As appears from what we have said, the chief insistence is that the circuit court had no jurisdiction to revoke the suspension of the sentence after the expiration of the year from the time of the rendition of the original judgment sentencing appellant to one year's imprisonment.
Appellant says the proceeding wherein the sentence was pronounced, from which he has appealed, was not had under act 76 of the Acts of 1923 (General Acts 1923, pages 40 et seq.). Section 1 of this act gives the circuit judges, when it is deemed best for a defendant who has pleaded guilty or been convicted, and not harmful to society, the right "to postpone the pronouncement of final sentence," upon such conditions as shall be deemed proper; and 2 of the act confers the authority upon a circuit judge, at any time the court may be in session, "to revoke the suspension and postponement" of sentence authorized by 1 of the act, whenever that course shall be deemed for the best interest of society and such convicted prisoner.
We think counsel is correct in saying that the proceeding was not had pursuant to the provisions of this act, for the reason that the sentence was not postponed. Sentence was pronounced and a final judgment rendered, after which the pronounced sentence and judgment was suspended.
The original sentence was a suspended sentence, and, this being true, the case of Davis v. State, 169 Ark. 932, affords full authority for the action taken by the circuit judge in directing that the sentence be executed. In this case, as in that, the postponement of the imprisonment was done with the consent of the accused, and it may be said here, as it was said there, that the accused cannot object to being called upon to serve the sentence. It was there further said: "It does not make any difference that more than a year has elapsed since the sentence of one year's imprisonment in the penitentiary was imposed. While at large under the void orders of the circuit court, to which he assented, the defendant was in the same situation that he would have been had he escaped from custody. A sentence of imprisonment is satisfied, not by lapse of time after it is pronounced, but by actual suffering of the imprisonment imposed by it. The reason is that the time at which a sentence shall be carried into execution is knot provided by statute and forms no part of the judgment of the court. Massey v. Cunningham, ante, p. 410."

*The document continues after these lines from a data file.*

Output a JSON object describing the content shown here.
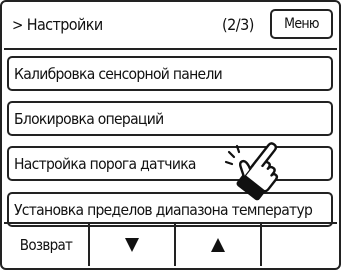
{
  "header": {
    "breadcrumb_chevron": ">",
    "title": "Настройки",
    "page_indicator": "(2/3)",
    "menu_label": "Меню"
  },
  "items": [
    {
      "label": "Калибровка сенсорной панели"
    },
    {
      "label": "Блокировка операций"
    },
    {
      "label": "Настройка порога датчика"
    },
    {
      "label": "Установка пределов диапазона температур"
    }
  ],
  "footer": {
    "back_label": "Возврат",
    "down_icon": "triangle-down-icon",
    "up_icon": "triangle-up-icon"
  },
  "overlay": {
    "icon": "pointing-hand-icon"
  }
}
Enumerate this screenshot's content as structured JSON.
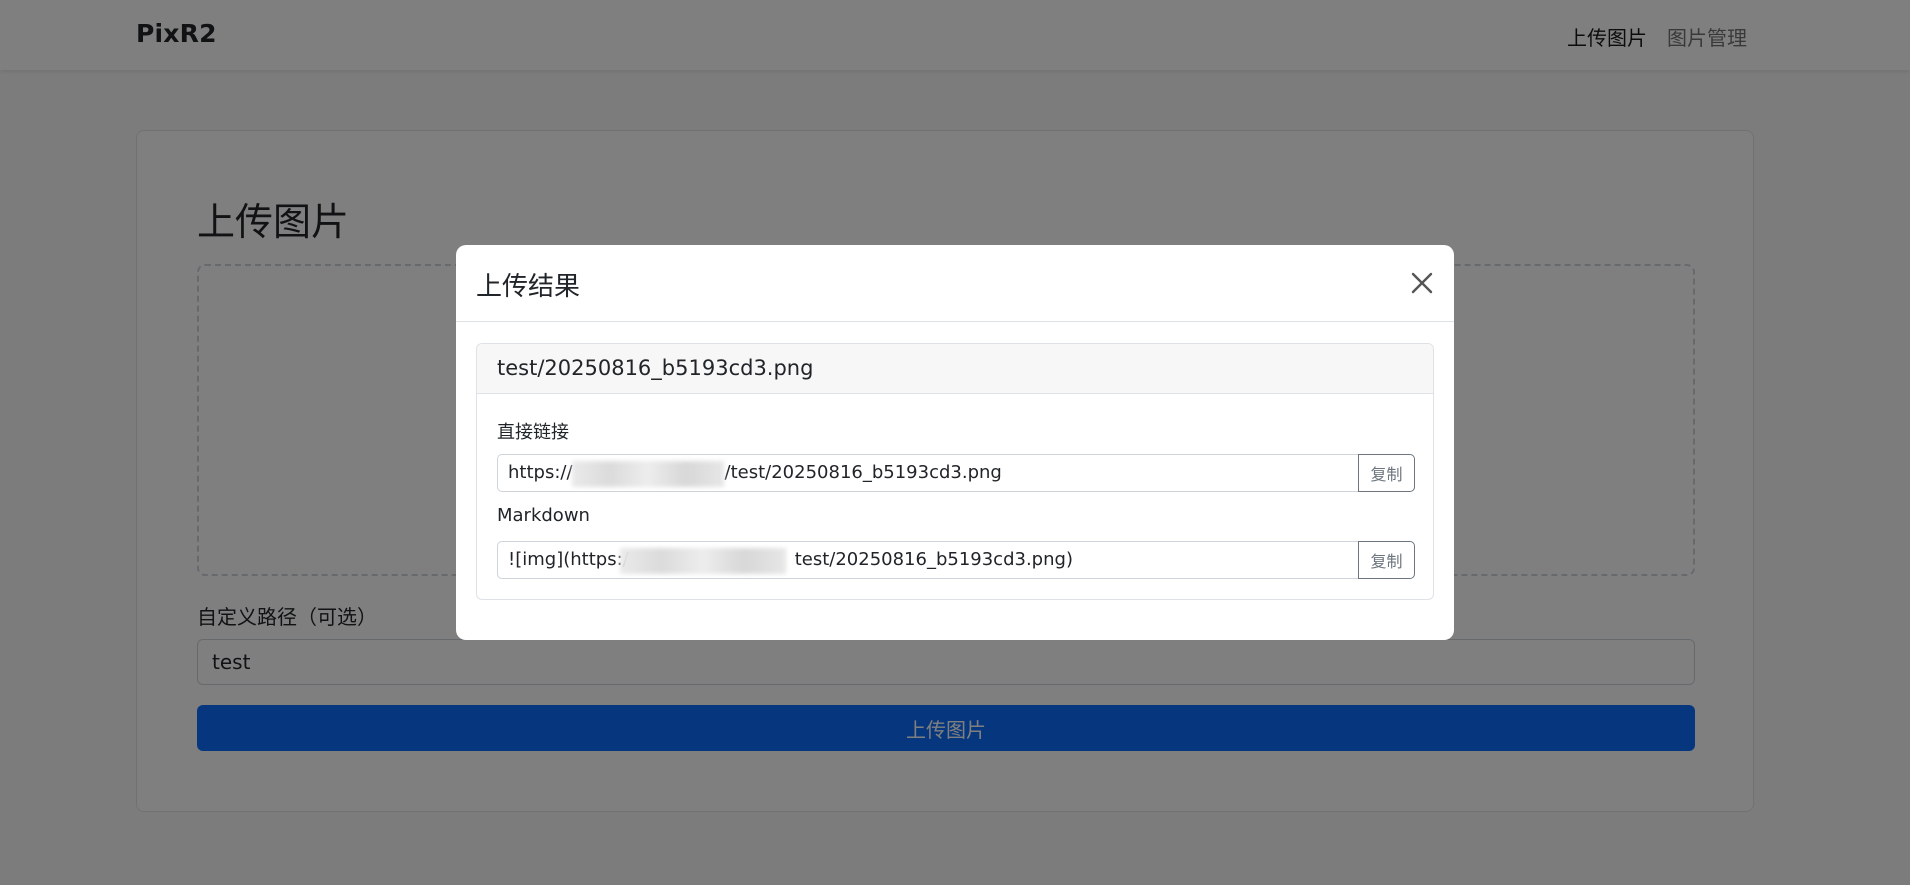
{
  "navbar": {
    "brand": "PixR2",
    "links": [
      {
        "label": "上传图片",
        "active": true
      },
      {
        "label": "图片管理",
        "active": false
      }
    ]
  },
  "upload_card": {
    "title": "上传图片",
    "path_label": "自定义路径（可选）",
    "path_value": "test",
    "upload_button": "上传图片"
  },
  "modal": {
    "title": "上传结果",
    "filename": "test/20250816_b5193cd3.png",
    "direct_link": {
      "label": "直接链接",
      "prefix": "https://",
      "suffix": "/test/20250816_b5193cd3.png",
      "copy_label": "复制"
    },
    "markdown": {
      "label": "Markdown",
      "prefix": "![img](https:/",
      "suffix": "test/20250816_b5193cd3.png)",
      "copy_label": "复制"
    }
  },
  "colors": {
    "primary": "#0d6efd",
    "backdrop": "rgba(0,0,0,0.5)",
    "secondary": "#6c757d"
  },
  "icons": {
    "close": "close-icon"
  }
}
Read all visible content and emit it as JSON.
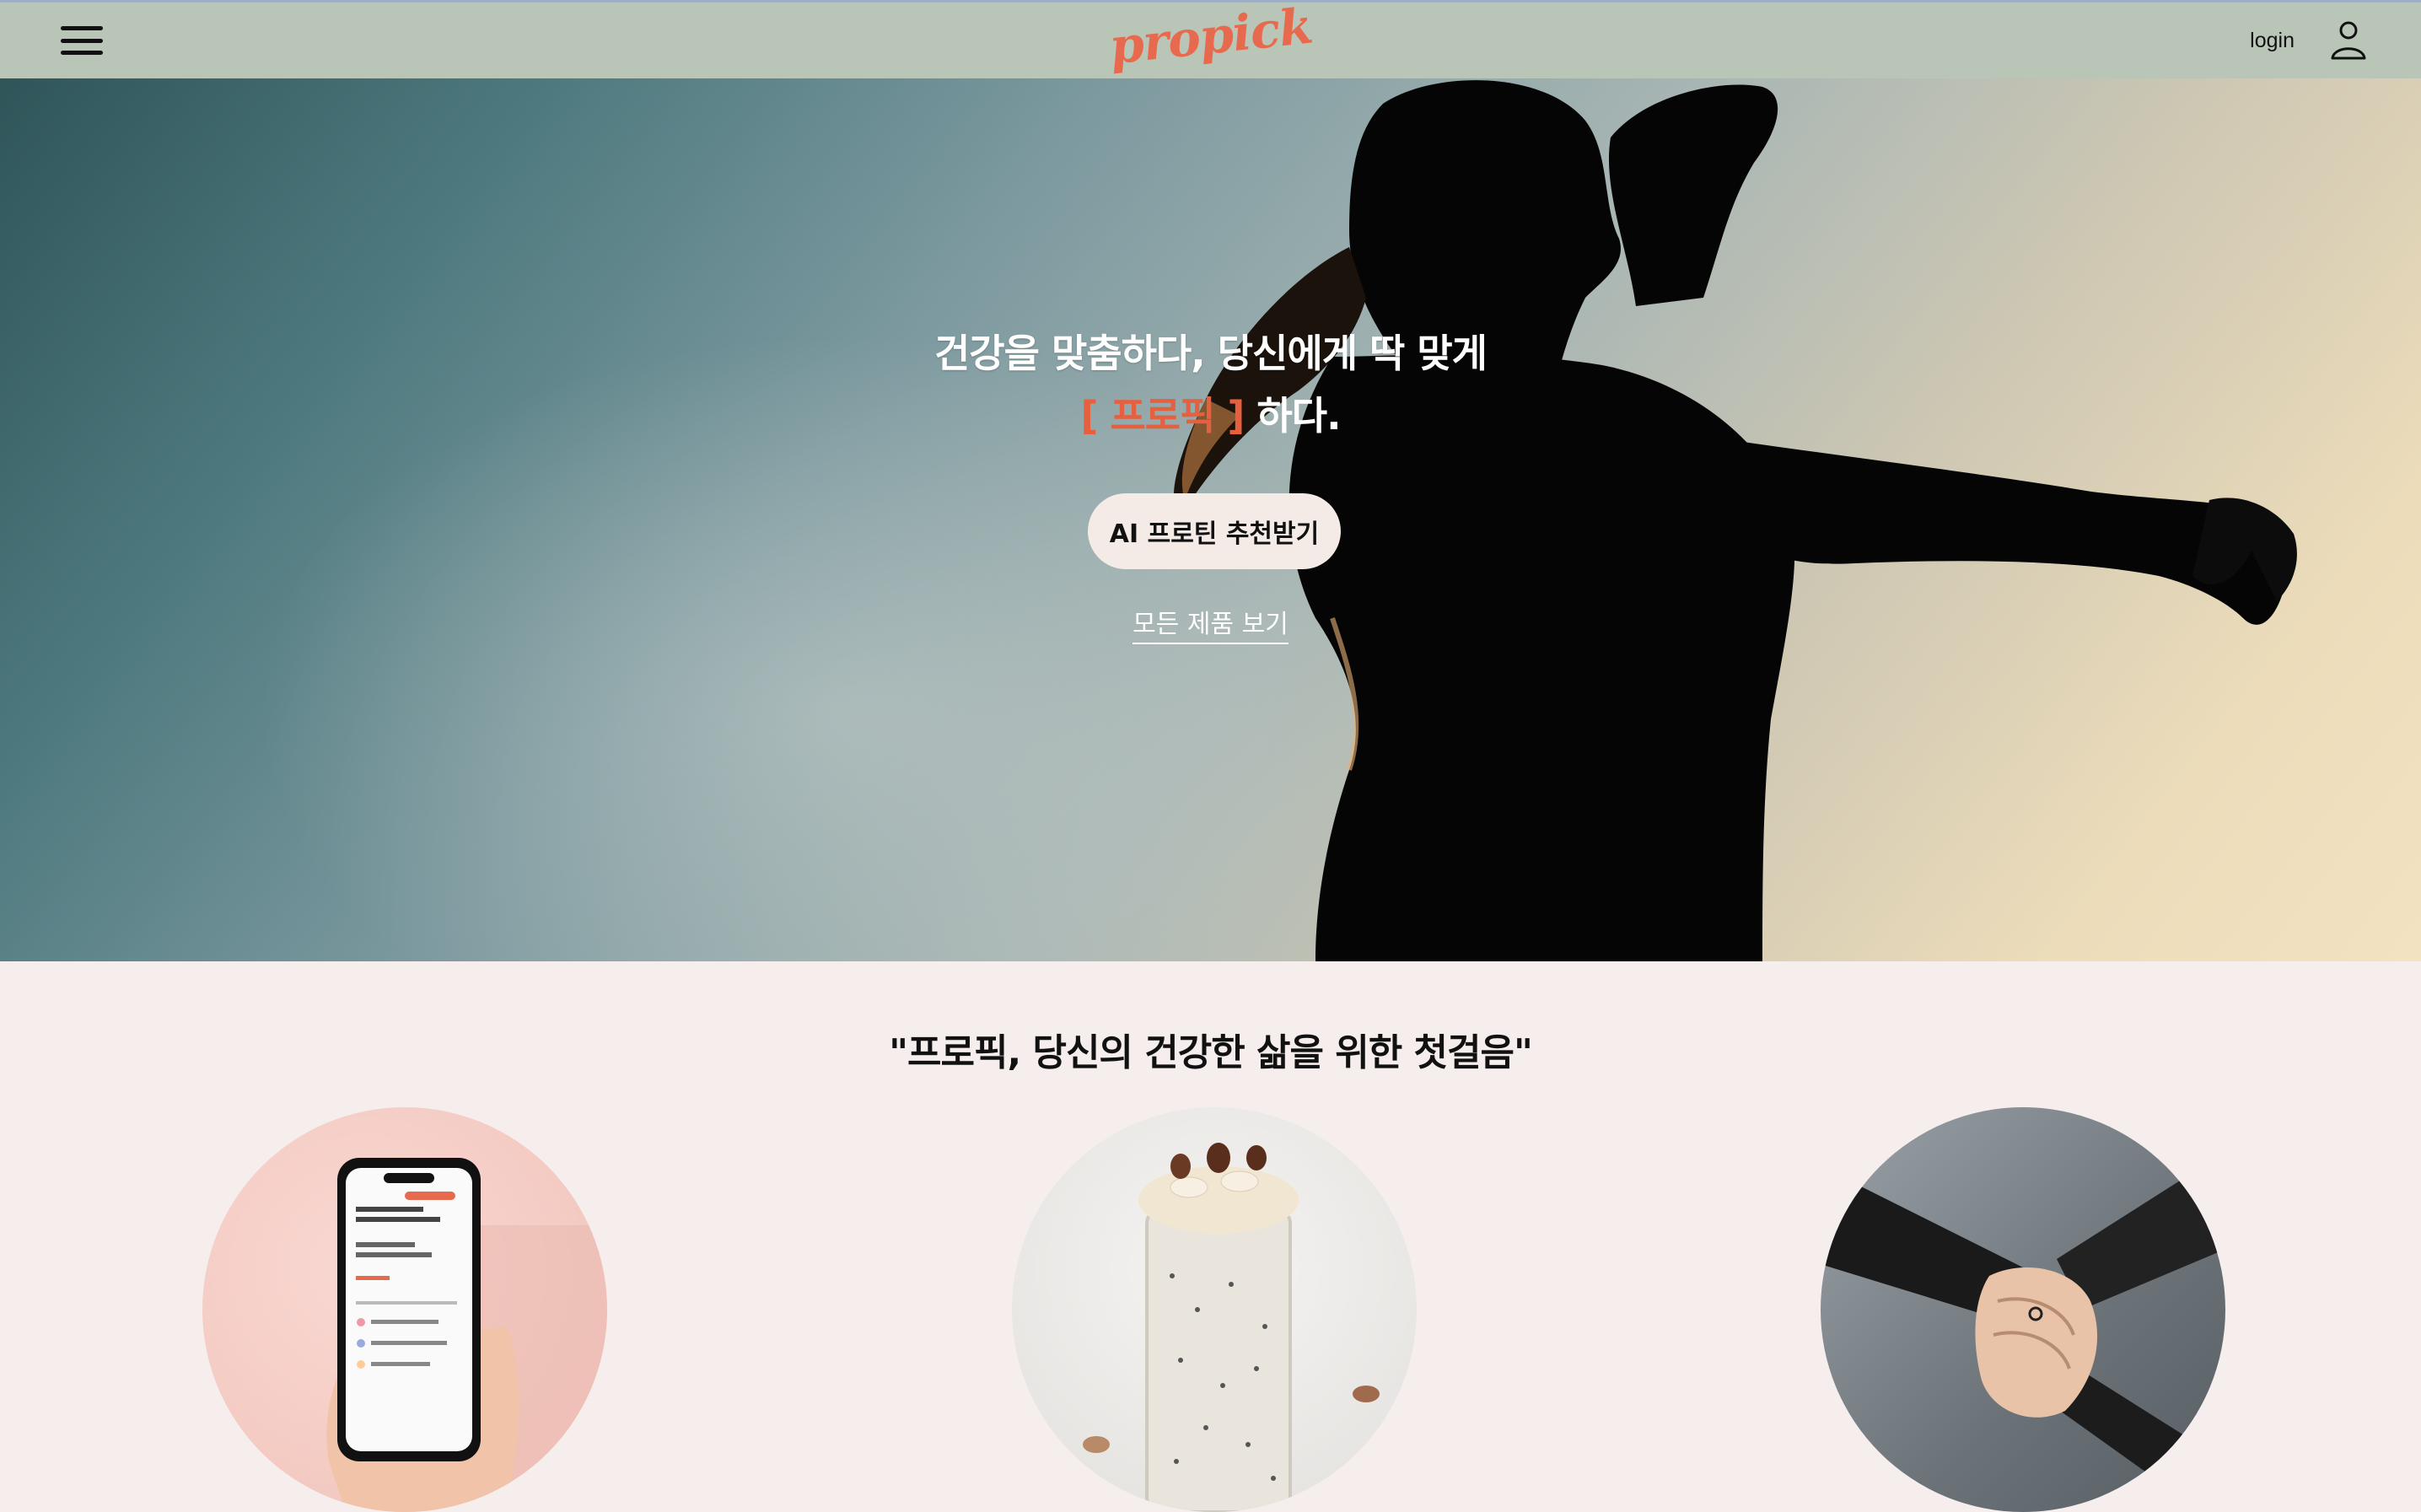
{
  "header": {
    "logo_text": "propick",
    "login_label": "login",
    "menu_icon": "hamburger-menu-icon",
    "user_icon": "user-icon",
    "background": "#b9c6b7"
  },
  "hero": {
    "headline_line1": "건강을 맞춤하다, 당신에게 딱 맞게",
    "headline_bracket_open": "[",
    "headline_brand": "프로픽",
    "headline_bracket_close": "]",
    "headline_suffix": "하다.",
    "cta_label": "AI 프로틴 추천받기",
    "all_products_label": "모든 제품 보기",
    "accent_color": "#e5603f"
  },
  "intro": {
    "title": "\"프로픽, 당신의 건강한 삶을 위한 첫걸음\"",
    "images": [
      "phone-app-image",
      "overnight-oats-image",
      "stacked-hands-image"
    ]
  }
}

Appellant also insists that he is entitled to his discharge under the authority of the case of Williams v. Brent, ante, p. 367.
That case, however, has no application here. The facts in that case were that Brents had been sentenced to three years in the penitentiary, and, by due process of law, was committed as a prisoner in the State Penitentiary to serve said sentence, and thereafter, by a series of commutations, which had been termed furloughs, respites were granted by the Governor for periods of time sufficient to cover the entire sentence, and we held, in effect, that, by these commutations of sentence, Brents' term of imprisonment had been expiated. In the instant case there was no attempt to commute any portion of appellant's term of imprisonment. Indeed, the circuit judge possesses no such authority, and the case presented is that of the right of a circuit judge to direct that a suspended sentence be served by the person against whom it was pronounced.
As we have seen, the Davis case confers authority upon the circuit judge to so direct, and the certiorari will therefore be quashed and the judgment affirmed.